Guest blog post by Gabriel Lowy
Financial institutions, like many other industries, are grappling with how best to harness and extract value from big data. Enabling users to either “see the story” or “tell their story” is the key to deriving value with data visualization tools, especially as data sets continue to grow.
With terabytes and petabytes of data flooding organizations, legacy architectures and infrastructures are becoming overmatched to store, manage and analyze big data. IT teams are ill-equipped to deal with the rising requests for different types of data, specialized reports for tactical projects and ad hoc analytics. Traditional business intelligence (BI) solutions, where IT presents slices of data that are easier to manage and analyze or creates pre-conceived templates that only accept certain types of data for charting and graphing miss the potential to capture deeper meaning to enable pro-active, or even predictive decisions from big data.

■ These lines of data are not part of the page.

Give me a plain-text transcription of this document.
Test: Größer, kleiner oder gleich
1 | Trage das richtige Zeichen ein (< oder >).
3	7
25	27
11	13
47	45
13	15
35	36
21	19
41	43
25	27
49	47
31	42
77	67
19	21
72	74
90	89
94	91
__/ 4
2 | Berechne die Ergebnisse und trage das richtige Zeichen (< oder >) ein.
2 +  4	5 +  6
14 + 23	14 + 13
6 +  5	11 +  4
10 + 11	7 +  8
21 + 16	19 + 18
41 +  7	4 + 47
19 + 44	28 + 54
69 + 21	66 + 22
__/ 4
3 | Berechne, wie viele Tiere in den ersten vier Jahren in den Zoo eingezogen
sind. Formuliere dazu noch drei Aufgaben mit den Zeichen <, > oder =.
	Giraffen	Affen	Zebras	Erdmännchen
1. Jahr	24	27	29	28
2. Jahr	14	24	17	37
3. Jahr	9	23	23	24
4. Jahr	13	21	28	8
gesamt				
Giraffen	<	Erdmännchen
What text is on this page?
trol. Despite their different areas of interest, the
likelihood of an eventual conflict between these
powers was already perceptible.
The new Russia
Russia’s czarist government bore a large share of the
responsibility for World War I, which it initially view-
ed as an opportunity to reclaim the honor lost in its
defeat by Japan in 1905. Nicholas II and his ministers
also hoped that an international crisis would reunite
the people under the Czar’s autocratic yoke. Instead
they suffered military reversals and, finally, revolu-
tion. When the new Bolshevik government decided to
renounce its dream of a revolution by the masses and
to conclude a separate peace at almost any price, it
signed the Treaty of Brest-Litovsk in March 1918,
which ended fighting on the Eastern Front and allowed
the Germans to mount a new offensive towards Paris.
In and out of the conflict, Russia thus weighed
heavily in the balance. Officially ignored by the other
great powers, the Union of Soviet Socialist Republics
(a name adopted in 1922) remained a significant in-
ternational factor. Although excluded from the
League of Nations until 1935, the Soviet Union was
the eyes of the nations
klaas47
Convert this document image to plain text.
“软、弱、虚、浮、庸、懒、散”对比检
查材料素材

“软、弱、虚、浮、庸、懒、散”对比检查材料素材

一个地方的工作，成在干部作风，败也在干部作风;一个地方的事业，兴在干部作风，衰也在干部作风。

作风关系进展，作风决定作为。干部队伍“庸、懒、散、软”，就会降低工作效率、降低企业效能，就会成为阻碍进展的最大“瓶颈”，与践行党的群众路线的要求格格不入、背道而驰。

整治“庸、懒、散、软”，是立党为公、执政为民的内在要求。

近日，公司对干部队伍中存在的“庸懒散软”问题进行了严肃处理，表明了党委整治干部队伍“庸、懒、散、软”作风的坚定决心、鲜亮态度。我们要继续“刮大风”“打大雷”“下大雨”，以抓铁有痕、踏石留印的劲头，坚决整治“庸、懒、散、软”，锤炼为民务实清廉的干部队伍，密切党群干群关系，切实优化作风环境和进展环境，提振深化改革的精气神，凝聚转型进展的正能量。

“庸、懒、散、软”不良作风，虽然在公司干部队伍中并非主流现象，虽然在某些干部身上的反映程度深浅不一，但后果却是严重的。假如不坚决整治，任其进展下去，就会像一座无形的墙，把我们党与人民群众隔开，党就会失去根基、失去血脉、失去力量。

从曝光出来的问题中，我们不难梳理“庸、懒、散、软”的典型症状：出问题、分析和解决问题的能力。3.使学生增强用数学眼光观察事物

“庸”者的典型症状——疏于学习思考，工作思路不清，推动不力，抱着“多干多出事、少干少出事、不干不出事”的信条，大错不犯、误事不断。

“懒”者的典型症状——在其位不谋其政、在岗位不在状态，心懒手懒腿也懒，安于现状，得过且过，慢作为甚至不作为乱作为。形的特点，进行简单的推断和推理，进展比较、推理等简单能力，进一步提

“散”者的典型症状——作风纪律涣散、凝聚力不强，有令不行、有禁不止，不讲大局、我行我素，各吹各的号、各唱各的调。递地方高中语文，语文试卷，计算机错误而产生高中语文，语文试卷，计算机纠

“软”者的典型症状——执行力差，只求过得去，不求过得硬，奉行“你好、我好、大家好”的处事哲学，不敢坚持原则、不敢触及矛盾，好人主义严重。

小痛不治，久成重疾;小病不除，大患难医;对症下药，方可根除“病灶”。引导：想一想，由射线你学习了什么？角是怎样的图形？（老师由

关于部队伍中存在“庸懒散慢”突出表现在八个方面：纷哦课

Out of frustration and under pressure to deliver results, user groups increasingly bypass IT. They procure applications or build custom ones without IT’s knowledge. Some go so far as to acquire and provision their own infrastructure to accelerate data collection, processing and analysis. This time-to-market rush creates data silos and potential GRC (governance, regulatory, compliance) risks.
Users accessing cloud-based services – increasingly on devices they own – cannot understand why they face so many hurdles in trying to access corporate data. Mashups with externally sourced data such as social networks, market data websites or SaaS applications is virtually impossible, unless users possess technical skills to integrate different data sources on their own.
Steps to visualize big data success
Architecting from users’ perspective with data visualization tools is imperative for management to visualize big data success through better and faster insights that improve decision outcomes. A key benefit is how these tools change project delivery. Since they allow value to be visualized rapidly through prototypes and test cases, models can be validated at low cost before algorithms are built for production environments. Visualization tools also provide a common language by which IT and business users can communicate.
To help shift the perception of IT from being an inhibiting cost center to a business enabler, it must couple data strategy to corporate strategy. As such, IT needs to provide data in a much more agile way. The following tips can help IT become integral to how their organizations provide users access to big data efficiently without compromising GRC mandates:
- Aim for context. The people analyzing data should have a deep understanding of the data sources, who will be consuming the data, and what their objectives are in interpreting the information. Without establishing context, visualization tools are less valuable.
- Plan for speed and scale. To properly enable visualization tools, organizations must identify the data sources and determine where the data will reside. This should be determined by the sensitive nature of the data. In a private cloud, the data should be classified and indexed for fast search and analysis. Whether in a private cloud or a public cloud environment, clustered architectures that leverage in-memory and parallel processing technologies are most effective today for exploring large data sets in real-time.
- Assure data quality. While big data hype is centered on the volume, velocity and variety of data, organizations need to focus on the validity, veracity and value of the data more acutely. Visualization tools and the insights they can enable are only as good as the quality and integrity of the data models they are working with. Companies need to incorporate data quality tools to assure that data feeding the front end is as clean as possible.
- Display meaningful results. Plotting points on a graph or chart for analysis becomes difficult when dealing with massive data sets of structured, semi-structured and unstructured data. One way to resolve this challenge is to cluster data into a higher-level view where smaller groups of data are exposed. By grouping the data together, a process referred to as “binning”, users can more effectively visualize the data.
- Dealing with outliers. Graphical representations of data using visualization tools can uncover trends and outliers much faster than tables containing numbers and text. Humans are innately better at identifying trends or issues by “seeing” patterns. In most instances, outliers account for 5% or less of a data set. While small as a percentage, when working with very large data sets these outliers become difficult to navigate. Either remove the outliers from the data (and therefore the visual presentation) or create a separate chart just for the outliers. Users can then draw conclusions from viewing the distribution of data as well as the outliers. Isolating outliers may help reveal previously unseen risks or opportunities, such as detecting fraud, changes in market sentiment or new leading indicators.
Where visualization is heading
Data visualization is evolving from the traditional charts, graphs, heat maps, histograms and scatter plots used to represent numerical values that are then measured against one or more dimensions. With the trend toward hybrid enterprise data structures that mesh traditional structured data usually stored in a data warehouse with unstructured data derived from a wide variety of sources allows measurement against much broader dimensions.
As a result, expect to see greater intelligence in how these tools index results. Also expect to see improved dashboards with game-style graphics. Finally, expect to see more predictive qualities to anticipate user data requests with personalized memory caches to aid performance. This continues to trend toward self-service analytics where users define the parameters of their own inquiries on ever-increasing sources of data.